Nous avons demandé à plusieurs personnes issues des communautés LGBTQ+ de nous dire de quelle manière la crise de la COVID-19 les avait affecté personnellement, à quoi ressemblait leurs journées ces temps-ci. À la place du questionnaire habituel, le metteur en scène, crèchiste, auteur, photographe Dominick Trudeau nous a répondu sous la forme d’un texte continu agrémenté de photos d’une nouvelle série de photos d’hommes… en éloignement.
«Fébrile-19»… Tiens c’est le mot qui me vient en tête. C’est le diagnostic de mon médecin, début avril, lorsque j’ai pris rendez-vous virtuel car je ressentais tous les symptômes de toutes les maladies – sauf ceux de la COVID19. « Vous êtes juste fébrile, Monsieur Trudeau! »
Je ne me suis pas épanché de long en large sur mon sort sur les réseaux sociaux car la planète est dans la même arche de noyés.

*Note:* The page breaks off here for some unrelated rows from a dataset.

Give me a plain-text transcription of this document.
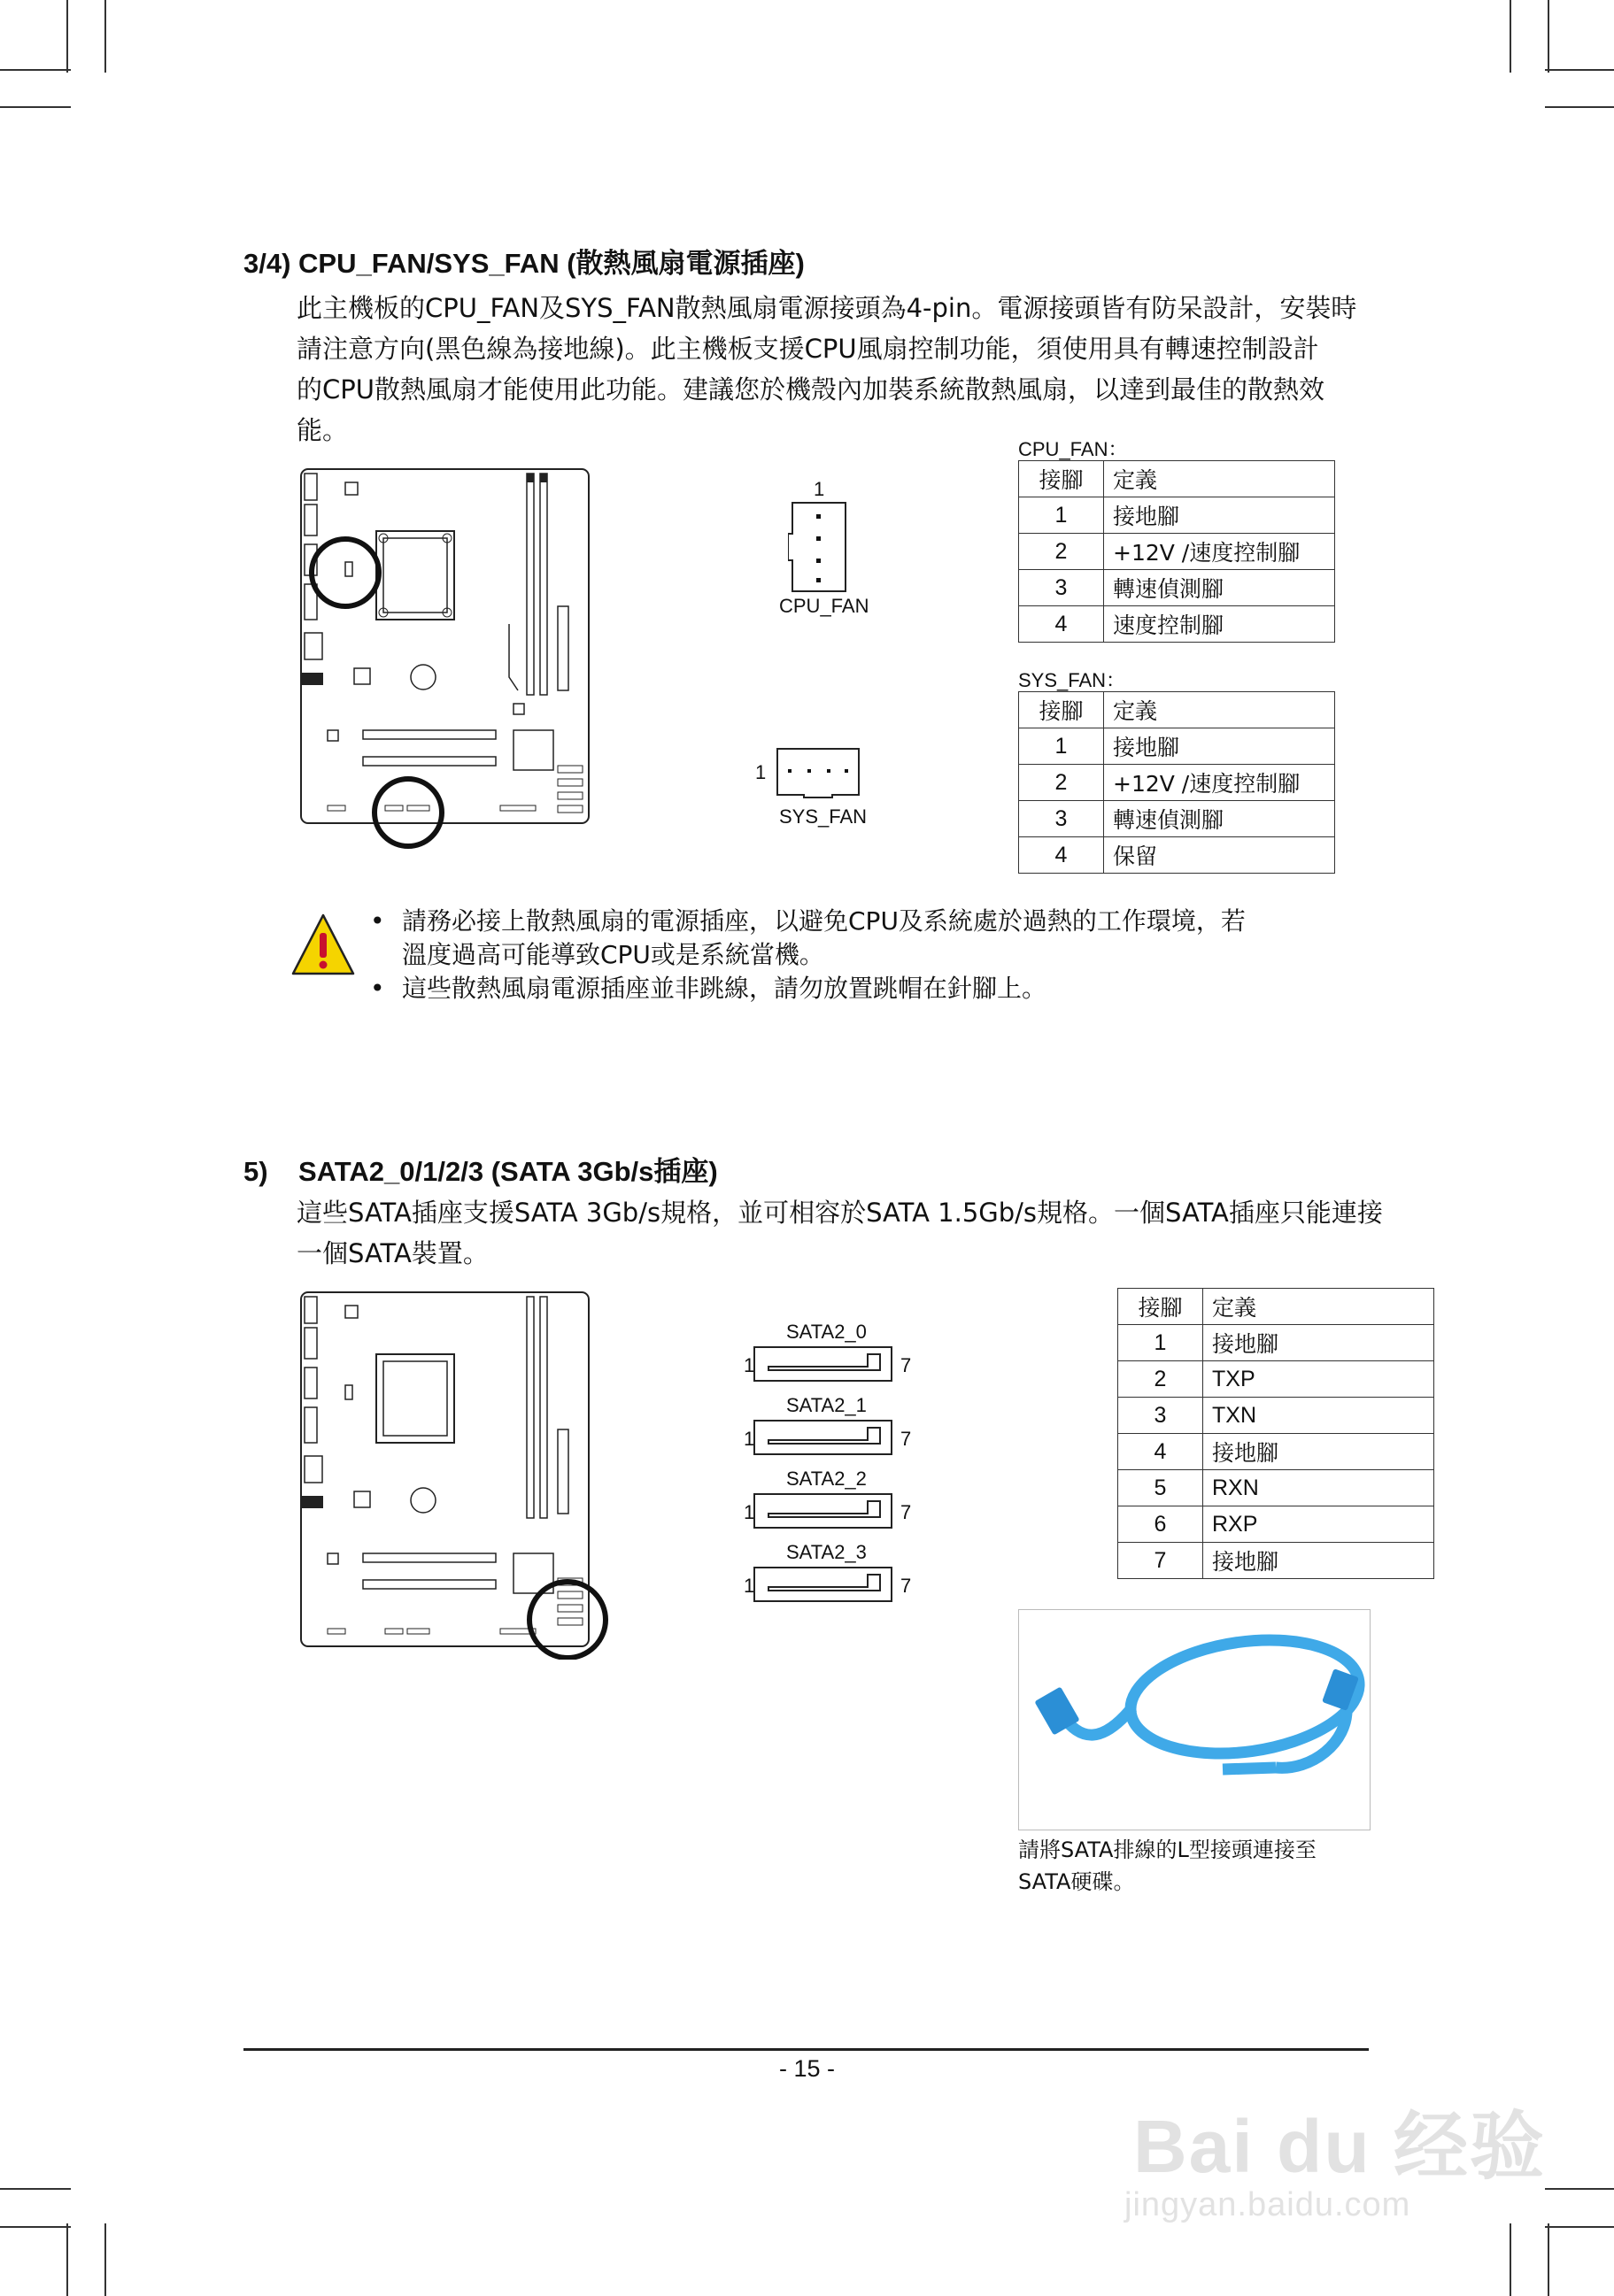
3/4) CPU_FAN/SYS_FAN (散熱風扇電源插座)
此主機板的CPU_FAN及SYS_FAN散熱風扇電源接頭為4-pin。電源接頭皆有防呆設計，安裝時
請注意方向(黑色線為接地線)。此主機板支援CPU風扇控制功能，須使用具有轉速控制設計
的CPU散熱風扇才能使用此功能。建議您於機殼內加裝系統散熱風扇，以達到最佳的散熱效
能。
1
CPU_FAN
1
SYS_FAN
CPU_FAN：
接腳	定義
1	接地腳
2	+12V /速度控制腳
3	轉速偵測腳
4	速度控制腳
SYS_FAN：
接腳	定義
1	接地腳
2	+12V /速度控制腳
3	轉速偵測腳
4	保留
• 請務必接上散熱風扇的電源插座，以避免CPU及系統處於過熱的工作環境，若
溫度過高可能導致CPU或是系統當機。
• 這些散熱風扇電源插座並非跳線，請勿放置跳帽在針腳上。
5)    SATA2_0/1/2/3 (SATA 3Gb/s插座)
這些SATA插座支援SATA 3Gb/s規格，並可相容於SATA 1.5Gb/s規格。一個SATA插座只能連接
一個SATA裝置。
SATA2_0
1	7
SATA2_1
1	7
SATA2_2
1	7
SATA2_3
1	7
接腳	定義
1	接地腳
2	TXP
3	TXN
4	接地腳
5	RXN
6	RXP
7	接地腳
請將SATA排線的L型接頭連接至
SATA硬碟。
- 15 -
Bai du 经验
jingyan.baidu.com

Je ne vis pas d’injustices d’artiste ou de travailleur autonome, je suis dans la parade comme nous tous. Alors ma yeule!
Je suis confiné, interrogatif, masqué dans la 125 Ontario Est, en attente et fébrile.
Oui, toutes mes mises en scènes ont été annulées ou reportées, la quête de musées où devaient être présentées mes prochaines expositions de crèches pas mal sur la neige! Écrire, je le fais pour la première fois … Il me reste donc la photo.
Après deux mois de confinement, j’avais besoin de créer ; de retrouver mes sens, d’explorer! C’est ce que j’aime : essayer, explorer, recommencer, ajuster, improviser, mettre en scène et créer.
Alors j’ai eu l’idée de ces Hommes au loin… au balcon, à leur voiture, de leur ruelle, de leur cour, à la fenêtre… J’ai eu envie de leur demander de se dévoiler. Certains que je connaissais déjà, d’autres que je découvre le temps de quelques photos… de nouvelles rencontres…
Moi qui ai toujours adoré me promener dans les rues à la nuit tombante — car on peut voir à l’intérieur des maisons —, là, je vais sentir à la porte ou à la fenêtre avec permission.
Ils sont tous confinés… ils arrêtent leur télétravail cinq minutes ou sont simplement heureux de pouvoir contrer l’ennui.
Je n’ai jamais été aussi occupé que ces dernières semaines : une ou deux séances par jour, de longues marches à travers la ville pour retrouver ces hommes tous beaux, plusieurs heures à trier et retravailler les photos …
Mais toujours fébrile, en quelque part derrière mes yeux … toujours comme une rage douce (pas si douce vous dirait mon Roméo) … et toujours à la limite d’éclater en sanglots. Fébrile tu dis!
Là il me reste à trouver des vitrines de commerces abandonnés ou non qui voudront recevoir mes photos pour égayer le regard des passants … ou des parcs qui sont magnifiques bondés avec ces regroupements circulaires.